Coming up to date, the merger of the two majors will only partly redress the imbalance, according to Mark Chambers, Chief Operating Officer for the Coral retail division, who said: “The big challenge is that racing’s gross win from betting continues in long-term decline but racing’s operators are looking for substantial hikes in media payments, such as through the new ARC deal and for video streaming.
“Coral are paying at least £35m in media costs and around £12m in levy, so that will be more than double for the new group, £100m-plus in total, for a declining product.”
The situation is proportionately worse for smaller independent bookmakers, as Howard Chisholm, who operates 47 shops in the north of England and has already removed TurfTV from two, pointed out.

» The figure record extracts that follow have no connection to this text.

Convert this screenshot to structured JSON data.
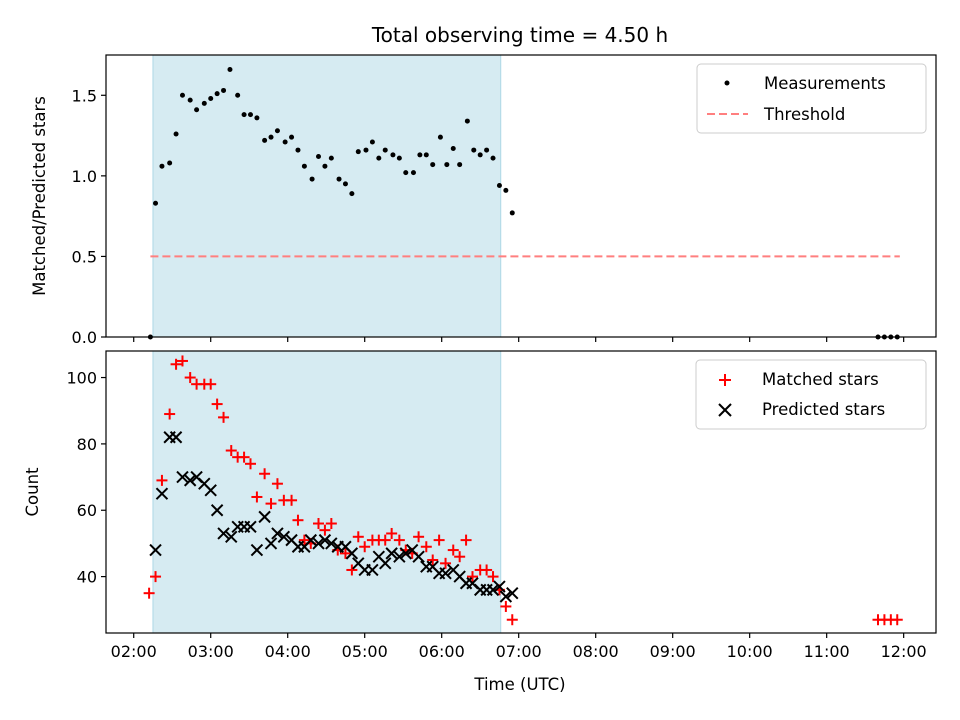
{
  "chart_data": [
    {
      "type": "scatter",
      "title": "Total observing time = 4.50 h",
      "xlabel": "",
      "ylabel": "Matched/Predicted stars",
      "xlim": [
        "02:00",
        "12:00"
      ],
      "ylim": [
        0,
        1.75
      ],
      "yticks": [
        "0.0",
        "0.5",
        "1.0",
        "1.5"
      ],
      "shaded_region": [
        "02:15",
        "06:46"
      ],
      "legend": {
        "placement": "top-right",
        "entries": [
          "Measurements",
          "Threshold"
        ]
      },
      "threshold": {
        "name": "Threshold",
        "y": 0.5,
        "x_range": [
          "02:13",
          "11:57"
        ],
        "color": "#ff7f7f"
      },
      "series": [
        {
          "name": "Measurements",
          "color": "#000000",
          "points": [
            [
              "02:13",
              0.0
            ],
            [
              "02:17",
              0.83
            ],
            [
              "02:22",
              1.06
            ],
            [
              "02:28",
              1.08
            ],
            [
              "02:33",
              1.26
            ],
            [
              "02:38",
              1.5
            ],
            [
              "02:44",
              1.47
            ],
            [
              "02:49",
              1.41
            ],
            [
              "02:55",
              1.45
            ],
            [
              "03:00",
              1.48
            ],
            [
              "03:05",
              1.51
            ],
            [
              "03:10",
              1.53
            ],
            [
              "03:15",
              1.66
            ],
            [
              "03:21",
              1.5
            ],
            [
              "03:26",
              1.38
            ],
            [
              "03:31",
              1.38
            ],
            [
              "03:36",
              1.36
            ],
            [
              "03:42",
              1.22
            ],
            [
              "03:47",
              1.24
            ],
            [
              "03:52",
              1.28
            ],
            [
              "03:58",
              1.21
            ],
            [
              "04:03",
              1.24
            ],
            [
              "04:08",
              1.16
            ],
            [
              "04:13",
              1.06
            ],
            [
              "04:19",
              0.98
            ],
            [
              "04:24",
              1.12
            ],
            [
              "04:29",
              1.06
            ],
            [
              "04:34",
              1.11
            ],
            [
              "04:40",
              0.98
            ],
            [
              "04:45",
              0.95
            ],
            [
              "04:50",
              0.89
            ],
            [
              "04:55",
              1.15
            ],
            [
              "05:01",
              1.16
            ],
            [
              "05:06",
              1.21
            ],
            [
              "05:11",
              1.11
            ],
            [
              "05:16",
              1.16
            ],
            [
              "05:22",
              1.13
            ],
            [
              "05:27",
              1.11
            ],
            [
              "05:32",
              1.02
            ],
            [
              "05:38",
              1.02
            ],
            [
              "05:43",
              1.13
            ],
            [
              "05:48",
              1.13
            ],
            [
              "05:53",
              1.07
            ],
            [
              "05:59",
              1.24
            ],
            [
              "06:04",
              1.07
            ],
            [
              "06:09",
              1.17
            ],
            [
              "06:14",
              1.07
            ],
            [
              "06:20",
              1.34
            ],
            [
              "06:25",
              1.16
            ],
            [
              "06:30",
              1.13
            ],
            [
              "06:35",
              1.16
            ],
            [
              "06:40",
              1.11
            ],
            [
              "06:45",
              0.94
            ],
            [
              "06:50",
              0.91
            ],
            [
              "06:55",
              0.77
            ],
            [
              "11:40",
              0.0
            ],
            [
              "11:45",
              0.0
            ],
            [
              "11:50",
              0.0
            ],
            [
              "11:55",
              0.0
            ]
          ]
        }
      ]
    },
    {
      "type": "scatter",
      "title": "",
      "xlabel": "Time (UTC)",
      "ylabel": "Count",
      "xlim": [
        "02:00",
        "12:00"
      ],
      "ylim": [
        23,
        108
      ],
      "yticks": [
        "40",
        "60",
        "80",
        "100"
      ],
      "xticks": [
        "02:00",
        "03:00",
        "04:00",
        "05:00",
        "06:00",
        "07:00",
        "08:00",
        "09:00",
        "10:00",
        "11:00",
        "12:00"
      ],
      "shaded_region": [
        "02:15",
        "06:46"
      ],
      "legend": {
        "placement": "top-right",
        "entries": [
          "Matched stars",
          "Predicted stars"
        ]
      },
      "series": [
        {
          "name": "Matched stars",
          "marker": "plus",
          "color": "#ff0000",
          "points": [
            [
              "02:12",
              35
            ],
            [
              "02:17",
              40
            ],
            [
              "02:22",
              69
            ],
            [
              "02:28",
              89
            ],
            [
              "02:33",
              104
            ],
            [
              "02:38",
              105
            ],
            [
              "02:44",
              100
            ],
            [
              "02:49",
              98
            ],
            [
              "02:55",
              98
            ],
            [
              "03:00",
              98
            ],
            [
              "03:05",
              92
            ],
            [
              "03:10",
              88
            ],
            [
              "03:16",
              78
            ],
            [
              "03:21",
              76
            ],
            [
              "03:26",
              76
            ],
            [
              "03:31",
              74
            ],
            [
              "03:36",
              64
            ],
            [
              "03:42",
              71
            ],
            [
              "03:47",
              62
            ],
            [
              "03:52",
              68
            ],
            [
              "03:57",
              63
            ],
            [
              "04:03",
              63
            ],
            [
              "04:08",
              57
            ],
            [
              "04:13",
              51
            ],
            [
              "04:18",
              50
            ],
            [
              "04:24",
              56
            ],
            [
              "04:29",
              54
            ],
            [
              "04:34",
              56
            ],
            [
              "04:39",
              48
            ],
            [
              "04:45",
              47
            ],
            [
              "04:50",
              42
            ],
            [
              "04:55",
              52
            ],
            [
              "05:00",
              49
            ],
            [
              "05:06",
              51
            ],
            [
              "05:11",
              51
            ],
            [
              "05:16",
              51
            ],
            [
              "05:21",
              53
            ],
            [
              "05:27",
              51
            ],
            [
              "05:32",
              48
            ],
            [
              "05:37",
              47
            ],
            [
              "05:42",
              52
            ],
            [
              "05:48",
              49
            ],
            [
              "05:53",
              45
            ],
            [
              "05:58",
              51
            ],
            [
              "06:03",
              44
            ],
            [
              "06:09",
              48
            ],
            [
              "06:14",
              46
            ],
            [
              "06:19",
              51
            ],
            [
              "06:24",
              40
            ],
            [
              "06:30",
              42
            ],
            [
              "06:35",
              42
            ],
            [
              "06:40",
              40
            ],
            [
              "06:45",
              36
            ],
            [
              "06:50",
              31
            ],
            [
              "06:55",
              27
            ],
            [
              "11:40",
              27
            ],
            [
              "11:45",
              27
            ],
            [
              "11:50",
              27
            ],
            [
              "11:55",
              27
            ]
          ]
        },
        {
          "name": "Predicted stars",
          "marker": "x",
          "color": "#000000",
          "points": [
            [
              "02:17",
              48
            ],
            [
              "02:22",
              65
            ],
            [
              "02:28",
              82
            ],
            [
              "02:33",
              82
            ],
            [
              "02:38",
              70
            ],
            [
              "02:44",
              69
            ],
            [
              "02:49",
              70
            ],
            [
              "02:55",
              68
            ],
            [
              "03:00",
              66
            ],
            [
              "03:05",
              60
            ],
            [
              "03:10",
              53
            ],
            [
              "03:16",
              52
            ],
            [
              "03:21",
              55
            ],
            [
              "03:26",
              55
            ],
            [
              "03:31",
              55
            ],
            [
              "03:36",
              48
            ],
            [
              "03:42",
              58
            ],
            [
              "03:47",
              50
            ],
            [
              "03:52",
              53
            ],
            [
              "03:57",
              52
            ],
            [
              "04:03",
              51
            ],
            [
              "04:08",
              49
            ],
            [
              "04:13",
              49
            ],
            [
              "04:18",
              51
            ],
            [
              "04:24",
              50
            ],
            [
              "04:29",
              51
            ],
            [
              "04:34",
              50
            ],
            [
              "04:39",
              49
            ],
            [
              "04:45",
              49
            ],
            [
              "04:50",
              47
            ],
            [
              "04:55",
              44
            ],
            [
              "05:00",
              42
            ],
            [
              "05:06",
              42
            ],
            [
              "05:11",
              46
            ],
            [
              "05:16",
              44
            ],
            [
              "05:21",
              47
            ],
            [
              "05:27",
              46
            ],
            [
              "05:32",
              47
            ],
            [
              "05:37",
              48
            ],
            [
              "05:42",
              46
            ],
            [
              "05:48",
              43
            ],
            [
              "05:53",
              43
            ],
            [
              "05:58",
              41
            ],
            [
              "06:03",
              41
            ],
            [
              "06:09",
              42
            ],
            [
              "06:14",
              40
            ],
            [
              "06:19",
              38
            ],
            [
              "06:24",
              38
            ],
            [
              "06:30",
              36
            ],
            [
              "06:35",
              36
            ],
            [
              "06:40",
              36
            ],
            [
              "06:45",
              37
            ],
            [
              "06:50",
              34
            ],
            [
              "06:55",
              35
            ]
          ]
        }
      ]
    }
  ]
}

“The levy is proportional, media rights are not,” he said. “You pay out a chunk of money for media rights, which is easier for the big, city-centre shops to cope with, not the smaller independents.”
Chisholm, who traded without TurfTV for five years until SIS dropped full audio commentary facilities and he was forced to fall in line with larger competitors, added: “We now have to win £102 per day from every customer group in order to pay SIS and TurfTV, as well as betting duty, which adds up to £35,000 a year.
“Media costs per shop have more than doubled since TurfTV was introduced – from £12,286, including VAT, in 2007 to £31,946 in 2016 – which is why the independent sector has declined so much. And yet the vast majority of small bookmakers are still pro-racing, so they would go to the wall before they ditched a service. I don’t know how long that can continue.”